1 Sep 2018 was Johann Pachelbel’s 365th year after baptism (we don’t know his actual birthday.)

His works have endured for more than 300 years! Think about that. Very few people would fail to recognise the piece played by Rachel Lee Hall above.

Why do some works endure? And others fade into obscurity?

Physical creative works – as in something is created or made – seems to have a larger chance of hanging around. Music, architecture, paintings, sculptures, performances, designed objects all come to mind. The written word is also part of this category; such as religious texts.

Ideas also endure. Democracy, communism, social norms are all ideas that endure. But they are not physically tangible, instead, they are manifested as behaviours of individuals, groups, and systems.

Works endure when enough people appreciate and perpetuate them. Physical works are celebrated in galleries, theatres, and concert halls. Philosophical works are celebrated in political arenas, the media, and around family dinner tables.

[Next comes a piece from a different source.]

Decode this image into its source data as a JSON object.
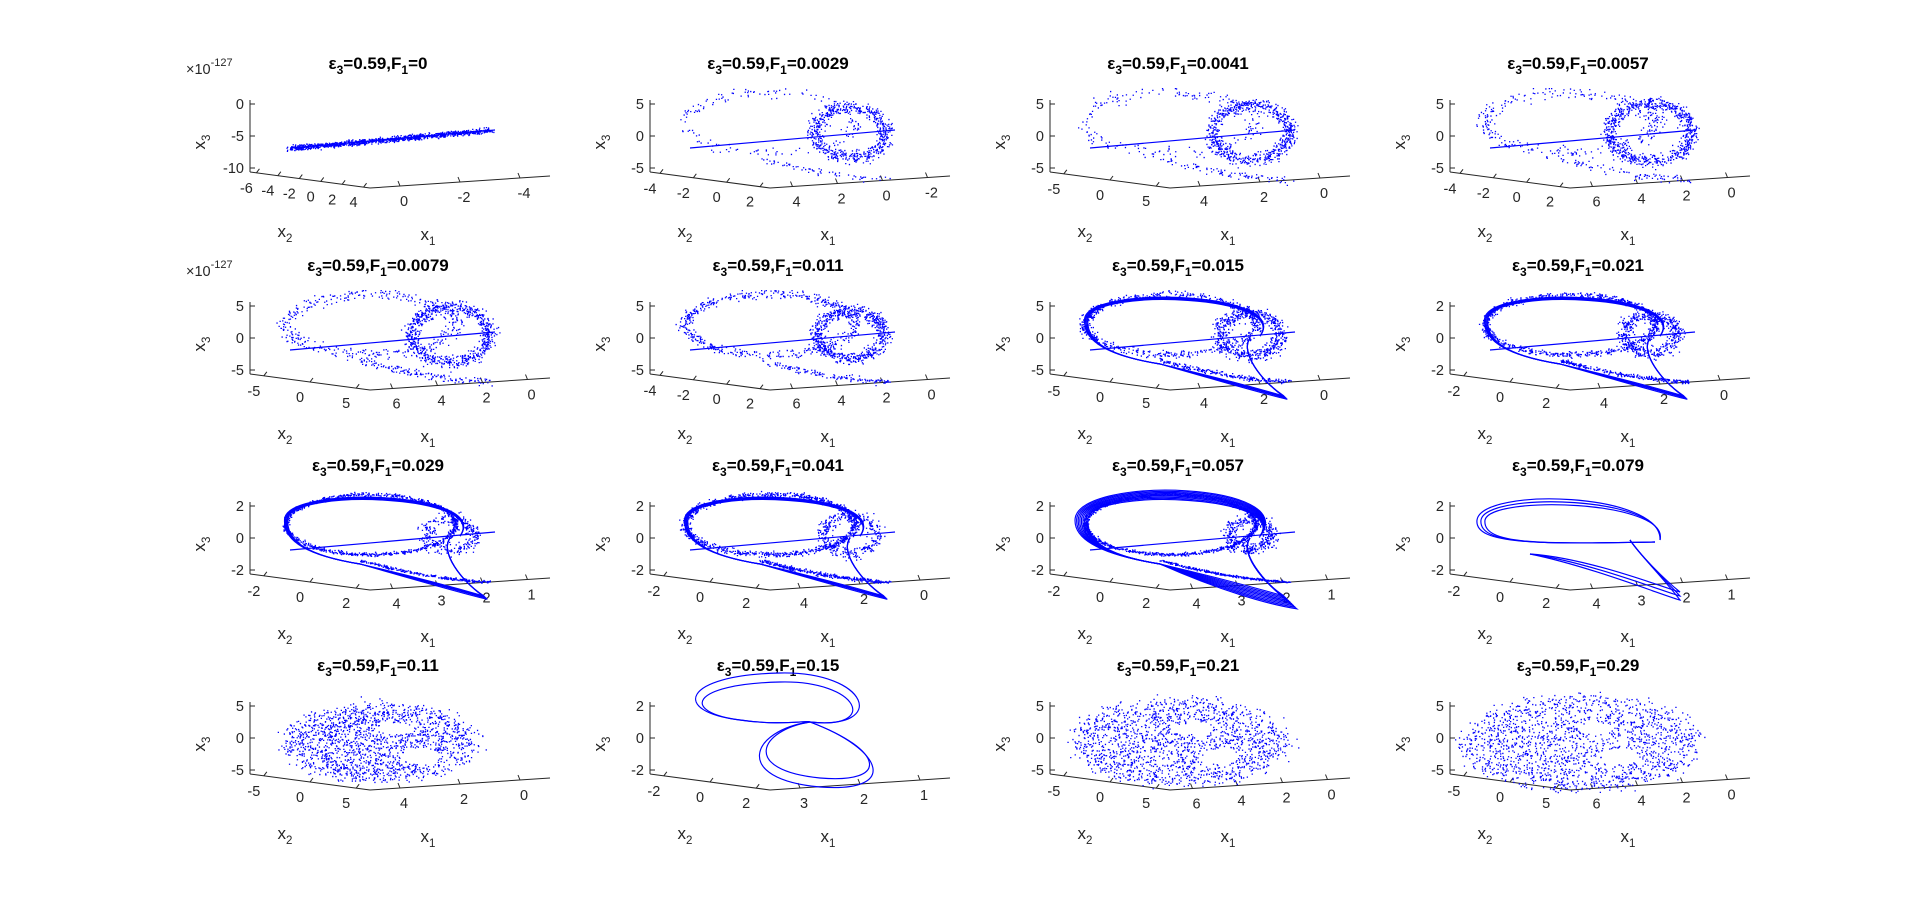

How do we create enduring work? We could study what the market wants, and provide that. Tapping into social trends, especially those that appeal to the largest possible demographic, certainly works in the short term; look at the Kardashians. Look at the popular music scene. Every generation has their own hits. But will these endure for more than 300 years? Probably only a very few.

Perhaps the better position is: just do your heart’s work. Do what floats your boat. Do what you are being called to do. You will have a great time doing it. And whether it endures or not is up to history.

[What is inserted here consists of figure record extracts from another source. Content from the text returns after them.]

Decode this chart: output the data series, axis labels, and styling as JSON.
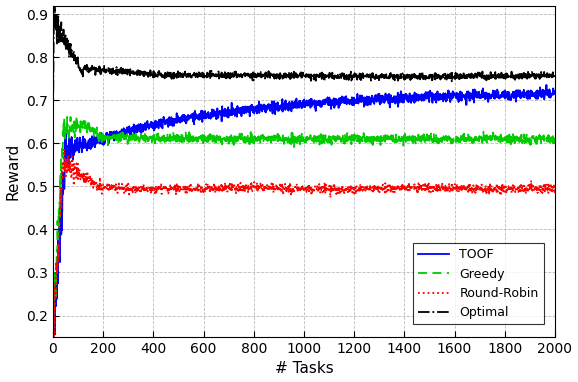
{
  "title": "",
  "xlabel": "# Tasks",
  "ylabel": "Reward",
  "xlim": [
    0,
    2000
  ],
  "ylim": [
    0.15,
    0.92
  ],
  "yticks": [
    0.2,
    0.3,
    0.4,
    0.5,
    0.6,
    0.7,
    0.8,
    0.9
  ],
  "xticks": [
    0,
    200,
    400,
    600,
    800,
    1000,
    1200,
    1400,
    1600,
    1800,
    2000
  ],
  "legend_labels": [
    "TOOF",
    "Greedy",
    "Round-Robin",
    "Optimal"
  ],
  "n_points": 2000
}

Luca Iaconi Stewart's amaxing paper models of planes.

This is very easy to say, and very hard to do, of course. How do people keep doing what their heart desires, year after year, and not feel like they are wasting their time by not putting it to more “practical” use like making money? Like artist/designer Luca Iaconi-Stewart spending years on his astounding airplane models. More photos here.

As an aside: Don’t you just love how powerful and accessible modern technology enables people like Rachel to make these cool videos and share them with the world? Bloody brilliant!